Government of India is monitoring India’s performance across 31 global indices with a view to improving it. One of the things it has to sharply and urgently focus on is judicial reform. Why this hasn’t yet been given enough attention to is alarming. Perhaps because nearly half the members of Parliament have criminal charges pending against them, (a crying shame that political parties give them tickets to contest). Until these charges are finally disposed off by the Supreme Court, the MPs can continue to contest elections, so they have a vested interest in judicial delays.

Judicial delays are a mockery of justice, alarmingly so in India which has a backlog of nearly 6 million cases in High Courts. The IL&FS case will drag on forever because of interminable delays in intertwined cases. None of the Ponzi scams like NSEL, Rose Valley, Sahara etc have reached a conclusion. The Government is, sadly, impervious to the pain of others. Not so, to the pain of its own banks, where it spends a lot of time, money and effort to effect recoveries from the likes of Mallya, Modi and Mehul.

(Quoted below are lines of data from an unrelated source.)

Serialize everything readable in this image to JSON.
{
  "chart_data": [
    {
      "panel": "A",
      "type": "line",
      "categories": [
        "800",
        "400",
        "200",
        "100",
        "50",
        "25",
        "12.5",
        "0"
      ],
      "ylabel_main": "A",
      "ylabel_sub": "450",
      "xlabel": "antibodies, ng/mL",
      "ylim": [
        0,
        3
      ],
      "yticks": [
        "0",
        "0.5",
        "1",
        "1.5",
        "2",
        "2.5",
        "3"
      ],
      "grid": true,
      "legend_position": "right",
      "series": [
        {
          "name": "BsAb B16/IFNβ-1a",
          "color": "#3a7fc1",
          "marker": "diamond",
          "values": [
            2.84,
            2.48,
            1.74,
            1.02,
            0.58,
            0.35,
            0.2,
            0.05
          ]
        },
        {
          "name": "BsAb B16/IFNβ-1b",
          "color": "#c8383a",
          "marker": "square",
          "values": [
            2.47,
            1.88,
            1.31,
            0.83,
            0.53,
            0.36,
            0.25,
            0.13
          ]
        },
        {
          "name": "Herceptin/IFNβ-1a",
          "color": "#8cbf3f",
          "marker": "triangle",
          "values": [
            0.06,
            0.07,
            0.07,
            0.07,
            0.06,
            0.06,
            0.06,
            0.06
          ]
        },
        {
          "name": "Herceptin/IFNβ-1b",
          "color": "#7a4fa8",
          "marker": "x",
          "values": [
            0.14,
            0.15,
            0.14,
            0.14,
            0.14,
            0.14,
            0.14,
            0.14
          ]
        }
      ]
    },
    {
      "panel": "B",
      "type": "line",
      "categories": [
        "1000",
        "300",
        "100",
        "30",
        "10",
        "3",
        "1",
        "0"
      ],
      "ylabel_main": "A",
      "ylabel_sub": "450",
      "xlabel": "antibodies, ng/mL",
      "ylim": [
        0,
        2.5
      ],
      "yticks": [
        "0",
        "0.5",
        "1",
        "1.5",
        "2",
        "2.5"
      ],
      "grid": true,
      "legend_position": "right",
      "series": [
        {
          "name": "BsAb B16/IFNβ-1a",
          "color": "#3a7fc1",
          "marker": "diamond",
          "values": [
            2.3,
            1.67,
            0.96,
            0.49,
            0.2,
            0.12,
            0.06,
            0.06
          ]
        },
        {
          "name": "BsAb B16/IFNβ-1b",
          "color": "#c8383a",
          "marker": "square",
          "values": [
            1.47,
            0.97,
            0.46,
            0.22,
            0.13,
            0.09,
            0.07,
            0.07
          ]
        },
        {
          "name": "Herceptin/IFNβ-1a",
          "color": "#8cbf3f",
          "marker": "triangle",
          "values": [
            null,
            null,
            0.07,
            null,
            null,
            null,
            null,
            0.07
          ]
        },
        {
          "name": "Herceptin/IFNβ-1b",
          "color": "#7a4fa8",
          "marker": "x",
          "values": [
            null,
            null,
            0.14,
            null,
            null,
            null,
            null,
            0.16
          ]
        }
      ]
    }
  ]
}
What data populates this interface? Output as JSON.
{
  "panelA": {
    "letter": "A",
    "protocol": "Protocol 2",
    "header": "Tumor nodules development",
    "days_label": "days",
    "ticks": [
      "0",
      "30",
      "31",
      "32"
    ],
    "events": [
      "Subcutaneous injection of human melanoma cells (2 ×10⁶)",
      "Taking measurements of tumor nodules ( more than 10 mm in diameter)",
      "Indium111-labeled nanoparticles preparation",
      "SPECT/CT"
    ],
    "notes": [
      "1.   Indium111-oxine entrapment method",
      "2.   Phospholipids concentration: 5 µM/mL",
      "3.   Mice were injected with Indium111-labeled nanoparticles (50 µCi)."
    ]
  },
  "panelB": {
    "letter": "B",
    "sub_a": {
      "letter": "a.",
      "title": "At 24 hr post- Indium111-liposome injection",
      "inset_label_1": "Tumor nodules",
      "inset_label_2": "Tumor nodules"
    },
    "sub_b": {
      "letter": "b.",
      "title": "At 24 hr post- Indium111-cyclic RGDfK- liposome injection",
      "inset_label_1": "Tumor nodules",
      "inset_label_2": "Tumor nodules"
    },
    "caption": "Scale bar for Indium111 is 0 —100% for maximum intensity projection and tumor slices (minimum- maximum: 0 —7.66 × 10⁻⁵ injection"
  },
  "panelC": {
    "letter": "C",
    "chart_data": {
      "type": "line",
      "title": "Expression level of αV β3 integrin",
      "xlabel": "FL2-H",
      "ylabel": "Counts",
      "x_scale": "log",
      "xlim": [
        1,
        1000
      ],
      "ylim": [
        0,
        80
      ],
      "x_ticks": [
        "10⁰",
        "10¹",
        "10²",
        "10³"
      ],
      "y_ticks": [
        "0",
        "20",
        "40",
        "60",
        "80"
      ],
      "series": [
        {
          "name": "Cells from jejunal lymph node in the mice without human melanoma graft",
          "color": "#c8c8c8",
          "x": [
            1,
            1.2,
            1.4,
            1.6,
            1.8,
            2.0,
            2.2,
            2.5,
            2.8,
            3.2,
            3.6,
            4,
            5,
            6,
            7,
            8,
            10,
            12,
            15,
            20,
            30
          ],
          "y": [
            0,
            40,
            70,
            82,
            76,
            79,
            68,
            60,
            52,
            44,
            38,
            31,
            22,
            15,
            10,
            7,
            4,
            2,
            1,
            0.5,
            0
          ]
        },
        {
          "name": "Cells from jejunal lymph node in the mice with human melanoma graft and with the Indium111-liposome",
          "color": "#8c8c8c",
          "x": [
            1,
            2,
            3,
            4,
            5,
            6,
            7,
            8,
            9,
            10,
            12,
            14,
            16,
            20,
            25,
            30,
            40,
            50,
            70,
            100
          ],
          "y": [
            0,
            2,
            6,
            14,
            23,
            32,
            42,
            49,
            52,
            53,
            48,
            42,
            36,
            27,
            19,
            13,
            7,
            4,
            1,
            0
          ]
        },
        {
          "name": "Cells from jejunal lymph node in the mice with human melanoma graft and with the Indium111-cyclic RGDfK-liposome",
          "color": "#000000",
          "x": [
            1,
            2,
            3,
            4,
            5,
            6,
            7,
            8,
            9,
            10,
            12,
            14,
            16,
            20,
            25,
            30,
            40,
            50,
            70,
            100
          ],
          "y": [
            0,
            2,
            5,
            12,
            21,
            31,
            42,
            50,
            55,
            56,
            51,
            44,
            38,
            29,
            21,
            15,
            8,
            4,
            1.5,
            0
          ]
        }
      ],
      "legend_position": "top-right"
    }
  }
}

Shankkar Aiyar opines that the mindless plethora of laws and regulations only ends up criminalising entrepreneurship.

So, it is a contradiction if, on the one hand, GOI seeks to monitor its performance on ranking in global indices, which is good, yet, on the other, it does little to streamline laws, curb  the concurrent corruption, and reduce the interminable judicial delays, all of which pull down our ranking. If GOI desires to improve, it must focus on correcting its weaknesses.

Last week the Sensex closed at 57863, up 2329 points over the week.

Reputed fund manager, Akash Prakash, opines that foreign investors are, for now, quitting India. Since October they have sold, net, stocks worth $ 20 b. (Higher than the $ 15 b. sold after the 2008 global financial crisis). Central banks, led by US Fed, are withdrawing global liquidity. Domestic retail investors have been buying, and providing support.

Yet Indian markets are trading at 20 times forward earnings, and at a whopping 65% valuation premium to emerging markets! That’s expensive! Can such valuations sustain?

Not with the rising prices of everything! Crude oil (India imports 85% of its requirements; the deal between IOCL and Russia will meet a small part of it), of coal, wheat, fertilisers, and other commodities are shooting up, as is the cost of money. Yes, the Indian economy will grow. But perhaps not fast enough to justify current valuations.